Background on employment services in Australia
Employment services in Australia have a long history of providing effective labour market assistance and improving outcomes for job seekers and employers.
The contracted and managed market model was fully underway in 1998 when the government put out an open tender for employment services.
Over time the various contracts have evolved and in some cases specialised (such as with disability employment services). As contracts have changed the number of provider organisations has contracted. For example, there were 300 providers delivering the various Job Network contracts from 1998 - 2009, 141 providers delivering the Job Services Australia contracts from 2009 - 2015, and now there are 44 providers delivering jobactive across 51 Employment Regions from 1700 site locations nationally.
There is a mix of not-for –profit and for profit providers delivering services across all types of employment service programmes. There is also a mix of large and small local providers.
The model for the major programmes involves provider organisations tendering to provide services in specific sites to win contracts that include allocated market shares. Periodically the Government undertakes ‘business reallocations’ according to performance and the ‘star ratings’. Providers are paid a mix of outcomes based fees and administration fees.
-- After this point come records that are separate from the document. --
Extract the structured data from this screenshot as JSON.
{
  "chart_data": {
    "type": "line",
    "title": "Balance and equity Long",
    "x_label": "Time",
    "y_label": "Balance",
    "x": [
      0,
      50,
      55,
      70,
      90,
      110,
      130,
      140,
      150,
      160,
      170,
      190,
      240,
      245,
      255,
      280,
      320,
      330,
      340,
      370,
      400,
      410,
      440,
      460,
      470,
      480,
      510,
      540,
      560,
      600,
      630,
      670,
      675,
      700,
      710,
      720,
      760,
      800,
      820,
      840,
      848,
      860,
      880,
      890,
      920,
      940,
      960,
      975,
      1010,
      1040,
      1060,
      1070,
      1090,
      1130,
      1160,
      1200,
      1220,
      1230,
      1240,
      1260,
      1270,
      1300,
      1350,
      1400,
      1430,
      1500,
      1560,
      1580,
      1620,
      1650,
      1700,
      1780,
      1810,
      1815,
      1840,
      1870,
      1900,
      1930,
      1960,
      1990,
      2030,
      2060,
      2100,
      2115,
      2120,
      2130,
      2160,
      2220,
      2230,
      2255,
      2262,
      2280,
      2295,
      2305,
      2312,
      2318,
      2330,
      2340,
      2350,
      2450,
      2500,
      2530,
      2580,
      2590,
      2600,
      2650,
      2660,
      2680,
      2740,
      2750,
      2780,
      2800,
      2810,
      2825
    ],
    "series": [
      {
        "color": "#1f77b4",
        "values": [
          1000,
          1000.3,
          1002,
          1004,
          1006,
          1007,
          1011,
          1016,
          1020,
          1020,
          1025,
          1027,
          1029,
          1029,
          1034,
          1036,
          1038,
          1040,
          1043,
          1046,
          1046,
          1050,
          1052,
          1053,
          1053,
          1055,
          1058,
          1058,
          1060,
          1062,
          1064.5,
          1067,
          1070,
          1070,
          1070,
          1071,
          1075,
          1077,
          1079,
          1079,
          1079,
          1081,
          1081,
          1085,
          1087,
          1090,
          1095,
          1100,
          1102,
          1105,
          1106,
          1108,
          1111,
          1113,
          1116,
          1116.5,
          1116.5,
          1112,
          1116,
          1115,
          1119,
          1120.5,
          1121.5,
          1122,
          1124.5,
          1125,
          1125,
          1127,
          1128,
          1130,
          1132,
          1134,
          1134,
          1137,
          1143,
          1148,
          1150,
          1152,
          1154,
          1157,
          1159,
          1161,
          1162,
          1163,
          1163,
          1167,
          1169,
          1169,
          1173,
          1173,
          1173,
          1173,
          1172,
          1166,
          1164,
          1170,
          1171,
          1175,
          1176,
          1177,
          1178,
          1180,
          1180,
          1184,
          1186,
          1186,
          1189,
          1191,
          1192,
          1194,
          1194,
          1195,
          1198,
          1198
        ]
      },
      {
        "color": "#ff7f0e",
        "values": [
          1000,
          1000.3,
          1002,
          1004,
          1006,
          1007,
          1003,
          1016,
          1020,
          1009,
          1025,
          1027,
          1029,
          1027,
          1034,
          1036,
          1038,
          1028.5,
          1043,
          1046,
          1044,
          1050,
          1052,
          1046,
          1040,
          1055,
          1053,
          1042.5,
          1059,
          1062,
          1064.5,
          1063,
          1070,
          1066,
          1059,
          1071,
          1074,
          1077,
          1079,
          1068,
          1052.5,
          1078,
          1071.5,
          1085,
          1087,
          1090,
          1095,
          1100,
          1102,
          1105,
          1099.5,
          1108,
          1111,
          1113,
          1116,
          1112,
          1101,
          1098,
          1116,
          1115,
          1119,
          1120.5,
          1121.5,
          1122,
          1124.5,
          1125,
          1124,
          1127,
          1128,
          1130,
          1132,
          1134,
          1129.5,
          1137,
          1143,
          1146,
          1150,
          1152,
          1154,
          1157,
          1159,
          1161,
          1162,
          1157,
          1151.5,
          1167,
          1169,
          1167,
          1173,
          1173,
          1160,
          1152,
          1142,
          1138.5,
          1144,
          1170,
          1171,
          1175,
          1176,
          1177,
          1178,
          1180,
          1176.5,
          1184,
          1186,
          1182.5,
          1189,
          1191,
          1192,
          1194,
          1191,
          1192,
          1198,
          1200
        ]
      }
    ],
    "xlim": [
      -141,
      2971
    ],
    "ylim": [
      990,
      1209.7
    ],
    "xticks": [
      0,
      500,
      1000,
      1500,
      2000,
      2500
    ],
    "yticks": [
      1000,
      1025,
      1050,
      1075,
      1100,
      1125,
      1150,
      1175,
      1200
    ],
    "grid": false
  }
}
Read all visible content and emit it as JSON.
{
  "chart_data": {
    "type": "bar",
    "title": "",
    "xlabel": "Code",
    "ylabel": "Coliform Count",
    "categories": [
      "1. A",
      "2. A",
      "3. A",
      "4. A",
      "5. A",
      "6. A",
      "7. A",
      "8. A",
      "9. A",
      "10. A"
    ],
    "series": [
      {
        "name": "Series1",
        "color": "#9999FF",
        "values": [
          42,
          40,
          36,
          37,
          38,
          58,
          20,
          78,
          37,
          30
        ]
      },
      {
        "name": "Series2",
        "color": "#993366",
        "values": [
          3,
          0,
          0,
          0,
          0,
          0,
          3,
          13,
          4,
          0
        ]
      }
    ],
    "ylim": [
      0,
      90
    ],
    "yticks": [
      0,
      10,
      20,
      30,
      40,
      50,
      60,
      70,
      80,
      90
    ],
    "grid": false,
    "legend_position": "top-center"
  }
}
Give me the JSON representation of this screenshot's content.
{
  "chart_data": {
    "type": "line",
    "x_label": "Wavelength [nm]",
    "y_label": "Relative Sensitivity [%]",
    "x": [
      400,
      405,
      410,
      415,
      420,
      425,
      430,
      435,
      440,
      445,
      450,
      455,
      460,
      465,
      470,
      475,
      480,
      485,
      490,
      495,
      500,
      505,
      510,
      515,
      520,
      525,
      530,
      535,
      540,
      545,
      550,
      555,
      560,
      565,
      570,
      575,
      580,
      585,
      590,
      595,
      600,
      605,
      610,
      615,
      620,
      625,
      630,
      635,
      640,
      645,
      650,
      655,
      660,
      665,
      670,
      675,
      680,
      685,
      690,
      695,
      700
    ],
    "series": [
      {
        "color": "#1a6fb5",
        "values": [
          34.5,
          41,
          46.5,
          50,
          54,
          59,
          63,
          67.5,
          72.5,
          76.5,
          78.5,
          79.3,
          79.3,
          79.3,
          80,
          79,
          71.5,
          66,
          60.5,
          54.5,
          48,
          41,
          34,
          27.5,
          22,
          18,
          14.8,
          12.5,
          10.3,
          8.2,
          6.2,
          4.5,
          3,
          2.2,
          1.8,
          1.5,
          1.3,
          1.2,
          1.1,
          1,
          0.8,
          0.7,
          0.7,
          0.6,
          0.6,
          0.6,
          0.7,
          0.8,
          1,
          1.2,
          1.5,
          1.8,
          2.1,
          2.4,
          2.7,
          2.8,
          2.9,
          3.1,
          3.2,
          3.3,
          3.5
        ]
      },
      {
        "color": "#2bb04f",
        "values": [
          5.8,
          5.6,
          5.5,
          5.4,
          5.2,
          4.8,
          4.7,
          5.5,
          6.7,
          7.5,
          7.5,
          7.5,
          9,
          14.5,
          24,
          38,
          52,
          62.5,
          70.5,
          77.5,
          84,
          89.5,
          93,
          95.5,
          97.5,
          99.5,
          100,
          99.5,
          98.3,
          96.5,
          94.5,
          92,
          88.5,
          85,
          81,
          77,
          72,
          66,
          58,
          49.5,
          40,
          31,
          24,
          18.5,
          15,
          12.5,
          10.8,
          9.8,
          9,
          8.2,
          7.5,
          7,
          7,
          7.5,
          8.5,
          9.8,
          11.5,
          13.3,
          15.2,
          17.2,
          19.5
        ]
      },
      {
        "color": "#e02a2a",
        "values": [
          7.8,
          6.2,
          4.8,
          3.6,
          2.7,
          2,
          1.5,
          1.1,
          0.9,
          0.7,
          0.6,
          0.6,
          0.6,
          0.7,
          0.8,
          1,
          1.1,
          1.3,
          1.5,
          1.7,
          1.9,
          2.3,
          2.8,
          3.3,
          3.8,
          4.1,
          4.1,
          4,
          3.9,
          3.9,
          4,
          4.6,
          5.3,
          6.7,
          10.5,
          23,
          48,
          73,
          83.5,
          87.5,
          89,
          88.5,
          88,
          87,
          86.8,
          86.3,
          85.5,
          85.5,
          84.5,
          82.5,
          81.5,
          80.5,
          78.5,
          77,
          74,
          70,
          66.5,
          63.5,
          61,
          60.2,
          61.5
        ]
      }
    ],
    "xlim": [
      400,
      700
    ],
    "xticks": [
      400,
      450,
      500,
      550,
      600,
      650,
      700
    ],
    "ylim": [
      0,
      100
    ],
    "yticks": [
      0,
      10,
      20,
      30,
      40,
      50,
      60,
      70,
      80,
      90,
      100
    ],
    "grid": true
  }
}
Demand: Employment service funding is largely demand driven and a down turn in the economy will likely increase unemployment and therefore the number of jobseekers. There is a strong focus currently on improving employment outcomes for Indigenous people, supported by social procurement initiatives. There is also some anticipated growth areas for people requiring labour market assistance. These include migrant and refugee populations. Mature workers who have been retrenched. Other displaced workers due to the rapidly changing structure of the economy. For example, digital disruption of some business and work models, and automation, will likely increase unemployment amongst some cohorts.